At Kenar, there won’t be any Sicilian mammas or circus animals this season. The spring campaign “is a complete departure from what we’ve done in the past,” said Charles DeCaro, a partner in Laspata/DeCaro, Kenar’s ad agency. And instead of an exotic locale, as featured in prior campaigns, Rocco Laspata shot the spring ads in a Los Angeles studio on white seamless.
“It’s also very different insofar as it’s more geared towards the clothing. We felt our next step was to be product specific.”
The ads feature Naomi Campbell and Helena Christensen — but each separately.

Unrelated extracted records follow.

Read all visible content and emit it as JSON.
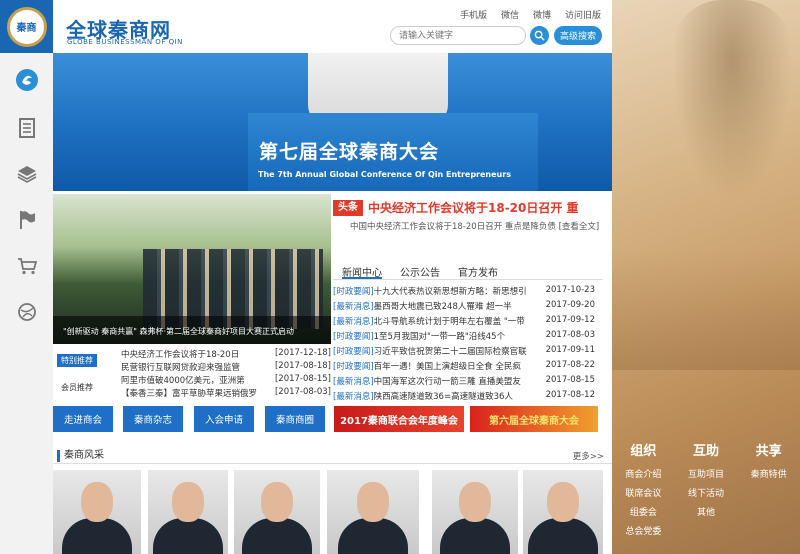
{
  "header": {
    "site_title": "全球秦商网",
    "site_subtitle": "GLOBE BUSINESSMAN OF QIN",
    "logo_text": "秦商",
    "top_links": [
      "手机版",
      "微信",
      "微博",
      "访问旧版"
    ],
    "search_placeholder": "请输入关键字",
    "advanced_search_label": "高级搜索"
  },
  "left_nav": {
    "icons": [
      "home-icon",
      "document-icon",
      "layers-icon",
      "flag-icon",
      "cart-icon",
      "globe-icon"
    ]
  },
  "hero": {
    "title": "第七届全球秦商大会",
    "subtitle": "The 7th Annual Global Conference Of Qin Entrepreneurs"
  },
  "photo": {
    "caption": "\"创新驱动 秦商共赢\" 森弗杯·第二届全球秦商好项目大赛正式启动"
  },
  "headline": {
    "tag": "头条",
    "title": "中央经济工作会议将于18-20日召开 重",
    "summary": "中国中央经济工作会议将于18-20日召开 重点是降负债 [查看全文]"
  },
  "tabs": [
    "新闻中心",
    "公示公告",
    "官方发布"
  ],
  "news_list": [
    {
      "tag": "[时政要闻]",
      "title": "十九大代表热议新思想新方略：新思想引",
      "date": "2017-10-23"
    },
    {
      "tag": "[最新消息]",
      "title": "墨西哥大地震已致248人罹难 超一半",
      "date": "2017-09-20"
    },
    {
      "tag": "[最新消息]",
      "title": "北斗导航系统计划于明年左右覆盖 \"一带",
      "date": "2017-09-12"
    },
    {
      "tag": "[时政要闻]",
      "title": "1至5月我国对\"一带一路\"沿线45个",
      "date": "2017-08-03"
    },
    {
      "tag": "[时政要闻]",
      "title": "习近平致信祝贺第二十二届国际检察官联",
      "date": "2017-09-11"
    },
    {
      "tag": "[时政要闻]",
      "title": "百年一遇！美国上演超级日全食 全民疯",
      "date": "2017-08-22"
    },
    {
      "tag": "[最新消息]",
      "title": "中国海军这次行动一箭三雕 直播美盟友",
      "date": "2017-08-15"
    },
    {
      "tag": "[最新消息]",
      "title": "陕西高速隧道致36=高速隧道致36人",
      "date": "2017-08-12"
    }
  ],
  "left_news": {
    "tag_hot": "特别推荐",
    "tag_member": "会员推荐",
    "rows": [
      {
        "title": "中央经济工作会议将于18-20日",
        "date": "[2017-12-18]"
      },
      {
        "title": "民营银行互联网贷款迎来强监管",
        "date": "[2017-08-18]"
      },
      {
        "title": "阿里市值破4000亿美元，亚洲第",
        "date": "[2017-08-15]"
      },
      {
        "title": "【秦香三秦】富平草胁苹果远销俄罗",
        "date": "[2017-08-03]"
      }
    ]
  },
  "quick_buttons": [
    "走进商会",
    "秦商杂志",
    "入会申请",
    "秦商商圈"
  ],
  "banners": [
    "2017秦商联合会年度峰会",
    "第六届全球秦商大会"
  ],
  "section": {
    "title": "秦商风采",
    "more": "更多>>"
  },
  "right_panel": {
    "columns": [
      {
        "heading": "组织",
        "items": [
          "商会介绍",
          "联席会议",
          "组委会",
          "总会党委"
        ]
      },
      {
        "heading": "互助",
        "items": [
          "互助项目",
          "线下活动",
          "其他"
        ]
      },
      {
        "heading": "共享",
        "items": [
          "秦商特供"
        ]
      }
    ]
  }
}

Kenar will spend about $3 million for the year — comparable to a year ago — that is equally divided between spring and fall, said Kenneth Zimmerman, chief executive officer.
Tse Cashmere will once again feature Kirsty Hume in its ad campaign, which was shot by Patrick Demarchelier in St. Barts. It shows Tse’s twinsets, turtlenecks and swimsuits. The ads will appear as four-page inserts in the March issues of Vogue and Harper’s Bazaar, as well as in W and the New York Times Magazine. Tse’s ad budget for the year is $2.2 million, with a third of that going to the spring campaign, said Rebecca Shafer, consulting creative director.
Steve Fabrikant has doubled its ad budget for spring, which sources estimate as close to $1 million. The ads, which feature Paris, the 29-month-old daughter of Steve and Nancy Fabrikant, and the model, Nellie, were photographed by Paul Lang. They carry the logo, “Isn’t Life Fab.”
The dress, suit and sportswear firm is back after a one-year hiatus from advertising. Last year, the company put its emphasis on direct mail, but this year decided it needed to have a presence in magazines as well, said Nancy Fabrikant, president of the firm. For spring, Fabrikant is running double-page spreads in the February and March editions of W.
After a test last fall, North Beach Leather will expand its outdoor presence for spring. It will spend 20 percent of its ad budget on outdoor kiosks and 80 percent on regional magazines and direct mail. Outdoor ads will appear in Los Angeles, New York and San Francisco.
“[North Beach] is concentrating on outdoor, and they’re finding that it works,” said a spokeswoman. “That’s where you wear it.”